Der im ... 1937 geborene Kläger war mit der am ...1939 geborenen ... verheiratet. Die Ehe wurde durch Urteil des Amtsgerichts Witten vom ...1985 geschieden. Zu Lasten des Klägers wurde für die Ehezeit vom ... bis ... der Versorgungsausgleich durchgeführt.
Mit Bescheid vom 14.03.1994 bewilligte die Beklagte dem Kläger Erwerbsunfähigkeitsrente ab 01.03.1993 in Höhe von 1490,54 DM netto (brutto 1530,79 DM): Dabei berücksichtigte sie einen Abschlag für den Versorgungsausgleich in Höhe von 15,6243 Entgeltpunkten.
Im September 2000 stellte der Kläger einen Antrag nach § 4 Abs. 1 des Gesetzes zur Regelung von Härten im Versorgungsausgleich (VAHRG): Seine geschiedene Ehefrau sei am ...2000 verstorben. Leistungen aus der für sie bei der LVA Westfalen bestehenden Versicherung und insbesondere Leistungen aus dem durchgeführten Versorgungsausgleich hat die Verstorbene nicht bezogen.
Daraufhin berechnete die Beklagte mit Bescheid vom 27.11.2000 die Erwerbsunfähigkeitsrente des Klägers ab 01.01.1996 neu. Es ergab sich nun ein Zahlbetrag in Höhe von 2313,22 DM netto. Die beklagte stützte sich dabei auf § 48 Abs. 4 Zehntes Buch Sozialgesetzbuch - SGB X -, gewährte rückwirkend aber nur Leistungen für vier Jahre ab 01.01.1996 und verwies zur Begründung insofern auf § 44 Abs. 4 SGB X. Dagegen legte der Kläger Widerspruch ein: Die Vier-Jahres-Frist sei bei einem Anspruch nach § 4 VAHRG nicht anwendbar. Die Beklagte verblieb jedoch bei ihrer Auffassung (Widerspruchsbescheid vom 23.08.2001).
Hiergegen hat der Kläger am 12.09.2001 Klage erhoben und zur Begründung dargelegt, er sei so zu behandeln, als wenn der Versorgungsausgleich nie stattgefunden hätte. Er sah seine Rechtsauffassung auch durch ein Urteil des Bundessozialgerichts vom 24.07.2001 - Az.: B 4 RA 94/00 R - bestätigt.

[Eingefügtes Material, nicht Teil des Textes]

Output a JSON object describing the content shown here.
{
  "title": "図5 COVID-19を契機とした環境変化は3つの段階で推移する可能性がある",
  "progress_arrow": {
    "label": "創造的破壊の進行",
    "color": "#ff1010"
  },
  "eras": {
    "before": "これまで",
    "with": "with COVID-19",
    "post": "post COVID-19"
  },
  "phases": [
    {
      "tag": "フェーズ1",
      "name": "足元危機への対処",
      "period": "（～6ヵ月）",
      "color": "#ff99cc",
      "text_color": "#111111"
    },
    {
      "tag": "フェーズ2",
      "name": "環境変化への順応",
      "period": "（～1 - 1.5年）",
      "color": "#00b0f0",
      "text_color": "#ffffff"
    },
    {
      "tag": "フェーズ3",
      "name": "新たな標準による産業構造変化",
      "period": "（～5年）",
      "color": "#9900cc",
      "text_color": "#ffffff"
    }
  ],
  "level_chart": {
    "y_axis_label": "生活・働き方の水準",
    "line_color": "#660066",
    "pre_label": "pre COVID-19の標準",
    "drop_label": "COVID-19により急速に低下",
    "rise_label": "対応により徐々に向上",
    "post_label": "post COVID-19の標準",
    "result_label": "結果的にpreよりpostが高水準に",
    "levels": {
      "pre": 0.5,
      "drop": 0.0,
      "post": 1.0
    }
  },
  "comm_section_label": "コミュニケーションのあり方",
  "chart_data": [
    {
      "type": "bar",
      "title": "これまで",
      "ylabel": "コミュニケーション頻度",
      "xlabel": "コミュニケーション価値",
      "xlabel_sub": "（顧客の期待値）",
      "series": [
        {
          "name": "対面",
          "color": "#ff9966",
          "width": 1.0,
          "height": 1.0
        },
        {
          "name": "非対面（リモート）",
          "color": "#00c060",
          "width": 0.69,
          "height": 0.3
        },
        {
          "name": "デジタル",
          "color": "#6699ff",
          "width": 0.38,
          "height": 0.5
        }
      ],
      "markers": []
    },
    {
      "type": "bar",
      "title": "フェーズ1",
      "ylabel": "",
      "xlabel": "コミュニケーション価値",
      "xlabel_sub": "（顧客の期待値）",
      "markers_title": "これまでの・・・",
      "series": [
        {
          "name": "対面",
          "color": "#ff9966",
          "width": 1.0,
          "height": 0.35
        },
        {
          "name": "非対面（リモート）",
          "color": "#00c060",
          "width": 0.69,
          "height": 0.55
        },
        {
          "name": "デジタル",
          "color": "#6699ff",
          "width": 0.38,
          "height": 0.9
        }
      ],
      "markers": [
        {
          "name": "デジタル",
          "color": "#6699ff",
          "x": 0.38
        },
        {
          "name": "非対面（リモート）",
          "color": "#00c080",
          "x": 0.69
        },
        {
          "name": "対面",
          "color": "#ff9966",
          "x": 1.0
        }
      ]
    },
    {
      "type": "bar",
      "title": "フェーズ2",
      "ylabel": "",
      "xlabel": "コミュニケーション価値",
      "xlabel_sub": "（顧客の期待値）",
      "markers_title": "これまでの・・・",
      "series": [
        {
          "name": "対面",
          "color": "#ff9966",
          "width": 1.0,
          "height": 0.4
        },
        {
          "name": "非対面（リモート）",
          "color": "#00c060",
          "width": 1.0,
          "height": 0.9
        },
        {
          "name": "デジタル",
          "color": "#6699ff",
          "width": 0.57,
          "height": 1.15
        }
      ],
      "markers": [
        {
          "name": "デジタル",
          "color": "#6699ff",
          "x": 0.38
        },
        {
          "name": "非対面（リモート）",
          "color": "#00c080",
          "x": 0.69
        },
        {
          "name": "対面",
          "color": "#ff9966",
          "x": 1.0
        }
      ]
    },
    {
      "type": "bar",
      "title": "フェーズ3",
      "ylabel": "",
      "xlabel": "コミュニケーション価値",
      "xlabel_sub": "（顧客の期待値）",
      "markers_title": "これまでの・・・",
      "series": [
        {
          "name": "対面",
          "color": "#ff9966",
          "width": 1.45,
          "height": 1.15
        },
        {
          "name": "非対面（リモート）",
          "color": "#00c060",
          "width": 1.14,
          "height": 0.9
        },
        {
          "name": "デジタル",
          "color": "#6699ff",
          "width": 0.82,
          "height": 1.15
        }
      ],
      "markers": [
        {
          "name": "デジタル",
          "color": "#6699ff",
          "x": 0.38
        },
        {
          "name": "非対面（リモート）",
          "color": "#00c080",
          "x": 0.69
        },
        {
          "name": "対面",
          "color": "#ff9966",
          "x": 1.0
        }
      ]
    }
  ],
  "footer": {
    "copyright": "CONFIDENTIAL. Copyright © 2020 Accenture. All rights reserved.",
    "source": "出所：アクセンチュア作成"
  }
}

Die Beklagte hielt das Urteil des Bundessozialgerichts nicht für überzeugend und lehnte weiterhin die Zahlung einer Rente ohne Berücksichtigung des Versorgungsausgleichs vor dem 01.01.1996 ab.
Mit Urteil vom 31.07.2002 hat das Sozialgericht die Beklagte verurteilt, dem Kläger über den bisher zuerkannten Ausgleichsanspruch hinaus einen weiteren Betrag unter Berücksichtigung des Zeitraums vom 01.03.1993 bis 31.12.1995 nach Maßgabe der gesetzlichen Bestimmungen zu gewähren. Zur Begründung hat das Sozialgericht unter Hinweis auf das genannte Urteil des 4. Senats des BSG darauf verwiesen, § 4 Abs. 1 VAHRG konkretisiere das verfassungsrechtliche Gebot eines wirtschaftlich vollständigen Rückausgleichs. Der einmalige Ausgleichsanspruch ergebe sich gerade nicht als Summe der in der Vergangenheit wiederkehrend entstandenen und fällig gewordenen Einzelansprüche, sondern sei originär gemäß § 4 Abs. 1 VAHRG mit dem Tod der früheren Ehefrau entstanden und fällig geworden.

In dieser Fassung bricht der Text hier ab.